KDE: Kernel Density Estimation—a non-parametric way to estimate the probability density function of a random variable using a kernel function (like a Gaussian) centered at data points.
Wasserstein Gradient Flow: A continuous evolution of a probability distribution that follows the path of steepest descent with respect to a specific energy functional (like KL divergence) in the Wasserstein space.
Drifting Model: A generative model that evolves the generated distribution during training via a learned vector field (drifting field) to match the data distribution.
MMD: Maximum Mean Discrepancy—a statistical test and divergence measure that compares distributions by computing the distance between their mean embeddings in a kernel Hilbert space.

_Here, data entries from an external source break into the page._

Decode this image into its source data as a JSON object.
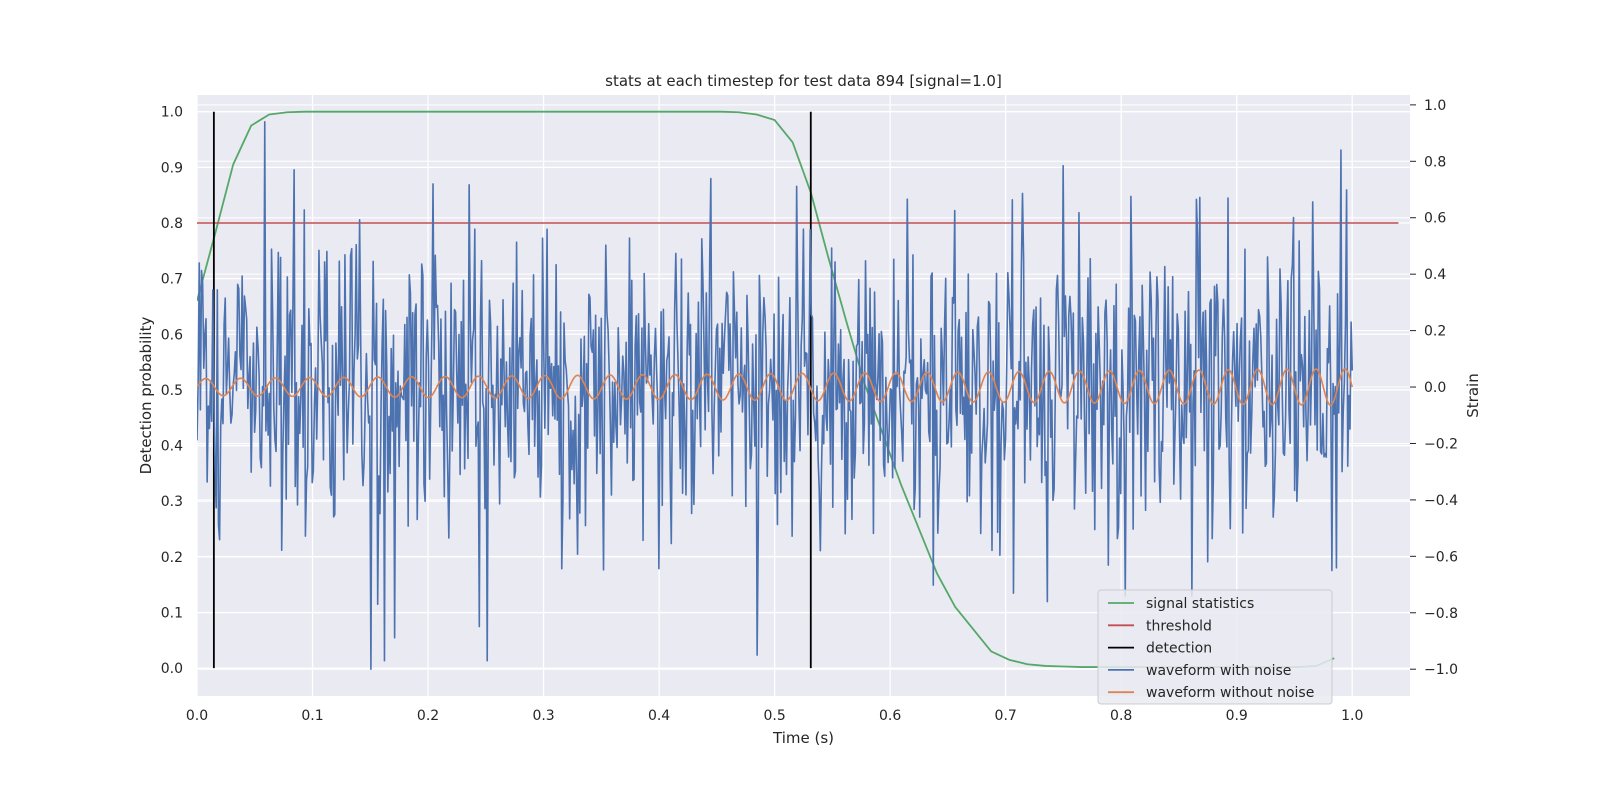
{
  "chart_data": {
    "type": "line",
    "title": "stats at each timestep for test data 894 [signal=1.0]",
    "xlabel": "Time (s)",
    "ylabel": "Detection probability",
    "y2label": "Strain",
    "xlim": [
      0.0,
      1.05
    ],
    "ylim": [
      -0.05,
      1.03
    ],
    "y2lim": [
      -1.095,
      1.035
    ],
    "grid": true,
    "legend_position": "lower right",
    "x_ticks": [
      "0.0",
      "0.1",
      "0.2",
      "0.3",
      "0.4",
      "0.5",
      "0.6",
      "0.7",
      "0.8",
      "0.9",
      "1.0"
    ],
    "y_ticks": [
      "0.0",
      "0.1",
      "0.2",
      "0.3",
      "0.4",
      "0.5",
      "0.6",
      "0.7",
      "0.8",
      "0.9",
      "1.0"
    ],
    "y2_ticks": [
      "−1.0",
      "−0.8",
      "−0.6",
      "−0.4",
      "−0.2",
      "0.0",
      "0.2",
      "0.4",
      "0.6",
      "0.8",
      "1.0"
    ],
    "series": [
      {
        "name": "signal statistics",
        "color": "#55a868",
        "axis": "left",
        "x": [
          0.0,
          0.0156,
          0.0313,
          0.0469,
          0.0625,
          0.0781,
          0.0938,
          0.1094,
          0.125,
          0.1406,
          0.1563,
          0.1719,
          0.1875,
          0.2031,
          0.2188,
          0.2344,
          0.25,
          0.2656,
          0.2813,
          0.2969,
          0.3125,
          0.3281,
          0.3438,
          0.3594,
          0.375,
          0.3906,
          0.4063,
          0.4219,
          0.4375,
          0.4531,
          0.4688,
          0.4844,
          0.5,
          0.5156,
          0.5313,
          0.5469,
          0.5625,
          0.5781,
          0.5938,
          0.6094,
          0.625,
          0.6406,
          0.6563,
          0.6719,
          0.6875,
          0.7031,
          0.7188,
          0.7344,
          0.75,
          0.7656,
          0.7813,
          0.7969,
          0.8125,
          0.8281,
          0.8438,
          0.8594,
          0.875,
          0.8906,
          0.9063,
          0.9219,
          0.9375,
          0.9531,
          0.9688,
          0.9844
        ],
        "values": [
          0.66,
          0.78,
          0.905,
          0.975,
          0.995,
          0.999,
          1.0,
          1.0,
          1.0,
          1.0,
          1.0,
          1.0,
          1.0,
          1.0,
          1.0,
          1.0,
          1.0,
          1.0,
          1.0,
          1.0,
          1.0,
          1.0,
          1.0,
          1.0,
          1.0,
          1.0,
          1.0,
          1.0,
          1.0,
          1.0,
          0.999,
          0.995,
          0.985,
          0.945,
          0.855,
          0.735,
          0.62,
          0.51,
          0.42,
          0.33,
          0.25,
          0.17,
          0.11,
          0.07,
          0.03,
          0.015,
          0.007,
          0.004,
          0.003,
          0.002,
          0.002,
          0.002,
          0.002,
          0.002,
          0.002,
          0.002,
          0.002,
          0.002,
          0.002,
          0.002,
          0.002,
          0.002,
          0.004,
          0.018
        ]
      },
      {
        "name": "threshold",
        "color": "#c44e52",
        "axis": "left",
        "x": [
          0.0,
          1.04
        ],
        "values": [
          0.8,
          0.8
        ]
      },
      {
        "name": "detection",
        "color": "#000000",
        "axis": "left",
        "x": [
          0.0146,
          0.0146,
          0.5313,
          0.5313
        ],
        "values": [
          0.0,
          1.0,
          0.0,
          1.0
        ]
      },
      {
        "name": "waveform with noise",
        "color": "#4c72b0",
        "axis": "right",
        "n_points": 1024,
        "x_range": [
          0.0,
          1.0
        ],
        "values": [],
        "noise_sigma": 0.27,
        "peaks": [
          {
            "x": 0.059,
            "y": 0.94
          },
          {
            "x": 0.0845,
            "y": 0.77
          },
          {
            "x": 0.151,
            "y": -1.0
          },
          {
            "x": 0.156,
            "y": -0.77
          },
          {
            "x": 0.204,
            "y": 0.72
          },
          {
            "x": 0.485,
            "y": -0.95
          },
          {
            "x": 0.99,
            "y": 0.84
          },
          {
            "x": 0.861,
            "y": -0.74
          }
        ]
      },
      {
        "name": "waveform without noise",
        "color": "#dd8452",
        "axis": "right",
        "n_points": 1024,
        "x_range": [
          0.0,
          1.0
        ],
        "values": [],
        "start_freq_hz": 33,
        "end_freq_hz": 40,
        "start_amplitude": 0.03,
        "end_amplitude": 0.065
      }
    ]
  }
}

RKHS: Reproducing Kernel Hilbert Space—a space of functions where evaluation at a point is a continuous linear functional, allowing kernel methods to operate effectively.
vMF kernel: von Mises-Fisher kernel—a kernel function defined on the hypersphere, analogous to a Gaussian kernel in Euclidean space.
f-divergence: A family of divergence measures (including KL, Reverse KL, Chi-squared) measuring the difference between two probability distributions based on a convex function f.
identifiability: The theoretical guarantee that if the model's objective is minimized (loss is zero), the learned distribution is exactly equal to the true data distribution.